Es gab einmal einen Baggersee, in den eine kleine Landzunge hineinragte. An diesem Baggersee war die FKK-Kultur seit einigen Jahren in vollem Gange, doch nicht nur gewöhnliche Sonnenanbeter fanden hier zusammen, sondern auch Menschen aus ganz Süddeutschland, die sich zu Techno-Sexparties verabredeten. Oder wie die Augsburger Allgemeine Zeitung berichtet: „Hemmungslose Orgien von Schwulen und Swingern zu Techno-Musik.“ Bereits im Sommer 2010 regten sich Anwohner  „homosexuelle Orgien mit Scharen von Zuschauern“ auf. Man fände dort „Dildos, Pornohefte, gebrauchte Kondome und Müll“.  Ja, dieser Ort hat sich seinen Namen  verdient: Porno Island.

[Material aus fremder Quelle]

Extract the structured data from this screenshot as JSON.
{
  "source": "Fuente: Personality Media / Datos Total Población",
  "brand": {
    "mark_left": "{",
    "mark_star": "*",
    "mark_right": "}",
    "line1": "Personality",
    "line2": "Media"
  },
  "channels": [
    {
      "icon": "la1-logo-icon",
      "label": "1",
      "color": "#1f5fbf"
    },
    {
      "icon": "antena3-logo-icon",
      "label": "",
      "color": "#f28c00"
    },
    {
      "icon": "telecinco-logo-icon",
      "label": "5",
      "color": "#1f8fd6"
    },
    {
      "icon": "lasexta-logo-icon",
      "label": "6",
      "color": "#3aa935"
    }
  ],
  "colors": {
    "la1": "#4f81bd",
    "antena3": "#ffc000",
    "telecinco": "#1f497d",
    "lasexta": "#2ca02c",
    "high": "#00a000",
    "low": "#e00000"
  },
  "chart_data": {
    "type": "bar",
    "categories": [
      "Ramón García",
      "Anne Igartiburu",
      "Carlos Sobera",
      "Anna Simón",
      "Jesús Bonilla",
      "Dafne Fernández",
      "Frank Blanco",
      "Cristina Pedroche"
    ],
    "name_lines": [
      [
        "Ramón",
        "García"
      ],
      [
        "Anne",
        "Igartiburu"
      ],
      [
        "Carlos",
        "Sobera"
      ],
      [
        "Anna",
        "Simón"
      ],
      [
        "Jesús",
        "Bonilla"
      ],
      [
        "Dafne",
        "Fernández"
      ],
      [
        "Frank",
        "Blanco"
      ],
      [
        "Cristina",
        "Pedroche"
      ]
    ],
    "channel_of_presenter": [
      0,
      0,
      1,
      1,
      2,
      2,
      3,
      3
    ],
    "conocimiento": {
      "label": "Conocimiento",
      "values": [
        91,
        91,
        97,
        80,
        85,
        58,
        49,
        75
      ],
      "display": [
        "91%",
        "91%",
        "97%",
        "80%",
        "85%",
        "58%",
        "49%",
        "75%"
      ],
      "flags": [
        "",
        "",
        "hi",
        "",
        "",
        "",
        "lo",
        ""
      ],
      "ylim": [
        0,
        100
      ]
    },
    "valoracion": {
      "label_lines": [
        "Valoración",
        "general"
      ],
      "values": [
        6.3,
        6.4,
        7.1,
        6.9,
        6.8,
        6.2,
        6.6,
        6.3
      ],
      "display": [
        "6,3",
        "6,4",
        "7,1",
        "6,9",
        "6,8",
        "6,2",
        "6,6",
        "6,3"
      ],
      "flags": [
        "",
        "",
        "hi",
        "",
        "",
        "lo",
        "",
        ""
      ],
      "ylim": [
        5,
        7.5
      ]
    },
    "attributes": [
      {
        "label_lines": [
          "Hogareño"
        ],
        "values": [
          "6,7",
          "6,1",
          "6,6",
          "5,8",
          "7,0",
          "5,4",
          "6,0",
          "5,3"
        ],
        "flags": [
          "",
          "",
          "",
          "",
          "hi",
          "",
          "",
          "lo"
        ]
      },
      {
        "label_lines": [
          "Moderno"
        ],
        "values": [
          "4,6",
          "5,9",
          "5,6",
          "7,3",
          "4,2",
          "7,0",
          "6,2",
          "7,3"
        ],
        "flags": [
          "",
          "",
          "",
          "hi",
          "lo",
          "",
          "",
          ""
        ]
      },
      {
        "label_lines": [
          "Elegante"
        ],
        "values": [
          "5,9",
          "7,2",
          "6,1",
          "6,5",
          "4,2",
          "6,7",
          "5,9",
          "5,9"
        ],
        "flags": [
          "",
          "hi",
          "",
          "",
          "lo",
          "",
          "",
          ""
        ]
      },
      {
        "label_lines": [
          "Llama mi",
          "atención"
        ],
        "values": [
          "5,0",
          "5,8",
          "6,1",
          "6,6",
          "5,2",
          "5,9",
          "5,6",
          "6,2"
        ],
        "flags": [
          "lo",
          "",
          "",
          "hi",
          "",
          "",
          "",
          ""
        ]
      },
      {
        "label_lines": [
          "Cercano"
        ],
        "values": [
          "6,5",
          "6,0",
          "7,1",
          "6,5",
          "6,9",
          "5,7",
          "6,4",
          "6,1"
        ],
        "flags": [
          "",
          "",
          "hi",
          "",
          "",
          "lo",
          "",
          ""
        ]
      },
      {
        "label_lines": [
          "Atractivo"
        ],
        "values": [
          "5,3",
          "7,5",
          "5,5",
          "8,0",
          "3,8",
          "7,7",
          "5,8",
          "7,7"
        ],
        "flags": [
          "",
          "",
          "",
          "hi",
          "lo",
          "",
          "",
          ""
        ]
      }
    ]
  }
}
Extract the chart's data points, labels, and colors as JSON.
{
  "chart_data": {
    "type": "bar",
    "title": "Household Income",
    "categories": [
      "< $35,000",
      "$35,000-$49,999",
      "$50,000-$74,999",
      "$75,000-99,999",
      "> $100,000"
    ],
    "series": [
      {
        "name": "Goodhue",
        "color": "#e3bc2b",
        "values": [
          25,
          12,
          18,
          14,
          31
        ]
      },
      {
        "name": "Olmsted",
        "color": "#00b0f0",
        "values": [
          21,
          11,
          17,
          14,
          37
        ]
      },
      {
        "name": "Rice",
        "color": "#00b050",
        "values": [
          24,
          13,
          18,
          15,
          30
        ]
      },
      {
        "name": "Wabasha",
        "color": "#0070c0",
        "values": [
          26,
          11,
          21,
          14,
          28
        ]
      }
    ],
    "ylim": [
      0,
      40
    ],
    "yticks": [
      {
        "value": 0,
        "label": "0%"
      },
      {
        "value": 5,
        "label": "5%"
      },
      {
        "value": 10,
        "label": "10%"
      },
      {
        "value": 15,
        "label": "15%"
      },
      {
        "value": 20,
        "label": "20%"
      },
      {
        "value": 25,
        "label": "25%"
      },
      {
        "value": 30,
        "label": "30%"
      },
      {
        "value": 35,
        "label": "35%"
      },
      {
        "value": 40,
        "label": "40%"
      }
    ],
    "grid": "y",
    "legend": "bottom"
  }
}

Seiten wie Poppen.de oder Parkplatzerotik.de empfehlen den Baggersee und der User „Rudelwolf“ schreibt sogar: „Es ist immer geil am See. Männer wie Paare sind immer mal da.“

Die Gemeinde Senden handelte entschlossen: Die Gebüsche und Bäume runde um die Landzunge wurden abgeholzt, um mögliche versteckte Ecken aufzudecken und so die Liebhaber der Freikörper-Kultur von Orgien abzuhalten. Doch das störte die meisten nicht wirklich. Jetzt gibt es einen neuen Gesetztesentwurd, der den Gemeinden frei lässt, ob FKK-baden erlaubt ist. Wie sich die Gemeinde Senden entschieden hat ist klar. Außerdem soll die Polizei dort häufiger patroullieren: „Ich weiß nicht, wie es in Berlin ist, aber bei uns ist es so, dass Sex in der Öffentlichkeit, sofern sich Unbeteiligte belästigt fühlen, eine Straftat darstellen kann“, sagt ein Sprecher der Polizei.